Ruccolo: “Wirtgen has been a very successful company, and has its own very strong culture. There are a lot of things that Deere can learn from Wirtgen and there’s a few things that Wirtgen can learn from Deere. And really Wirtgen is kind of retaining its own culture, which was very close to Deere’s culture, and I think that’s why the two companies have been such a great fit together. The employees and companies share a lot of the same values in terms of the focus on the customer, innovation, quality, and really a drive to be close to customers and to be valued by customers.
“From that standpoint, while the cultures always have their unique characteristics, we have far more in common than not, and I think that’s one of the things even the Wirtgen brothers had recognized, and why ultimately they decided to consummate this transaction with Deere.
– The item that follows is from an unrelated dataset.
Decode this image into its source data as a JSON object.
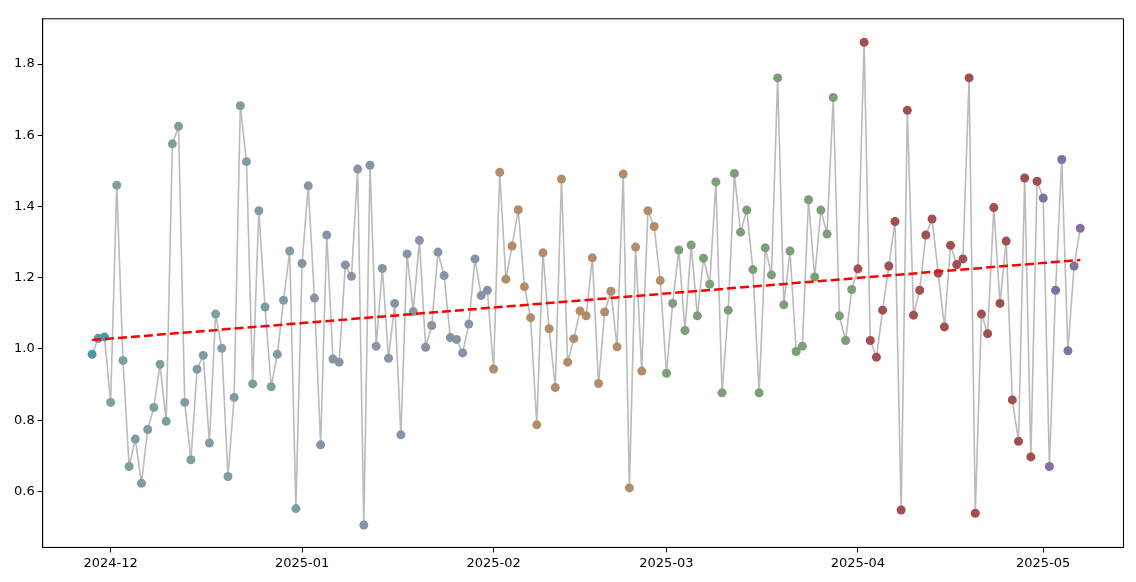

We’ve always had a great relationship with them, and really a little more than a year into it to this stage, the integration and the acquisition have gone very, very well.”
CE: As far as integration, bringing the two companies together, has there been anything you weren’t expecting?
Ruccolo: “I guess if I wasn’t expecting something, I wasn’t expecting it to go as well as it has. I don’t know if that makes any sense [laughs]. Not that I was expecting a whole lot of issues; I had the opportunity to learn a little bit about Wirtgen over the years, obviously not being competitors but being in the same industry.
“They manufacture great products and they’re very close to their customers, and the comments we had received from customers, we share in terms of their perception of Wirtgen, they’ve always been very positive. From that perspective, the support, the people, it has matched every single one of those comments. The integration hasn’t been a plethora of Deere people coming over to Wirtgen to take the company over. It had unbelievable talent and people. In fact, to this day, there are only a small handful of Deere people that have come over to Wirtgen, including myself.
“I think the fact this is a small industry, customers understand that Wirtgen is now part of Deere, and that’s been well received by customers. I think customers have noticed in terms of the support, the way we’ve gone to market, that little has changed, and what we look for are opportunities where the combination of Wirtgen and Deere can improve how we go to market, the products and what not. But Wirtgen has been a very successful company; we take our time in terms of having that be as well-thought out as possible and not disruptive in any way to customers. That’s the approach we’ve taken to date and that’s the one we’re going to continue to employ.”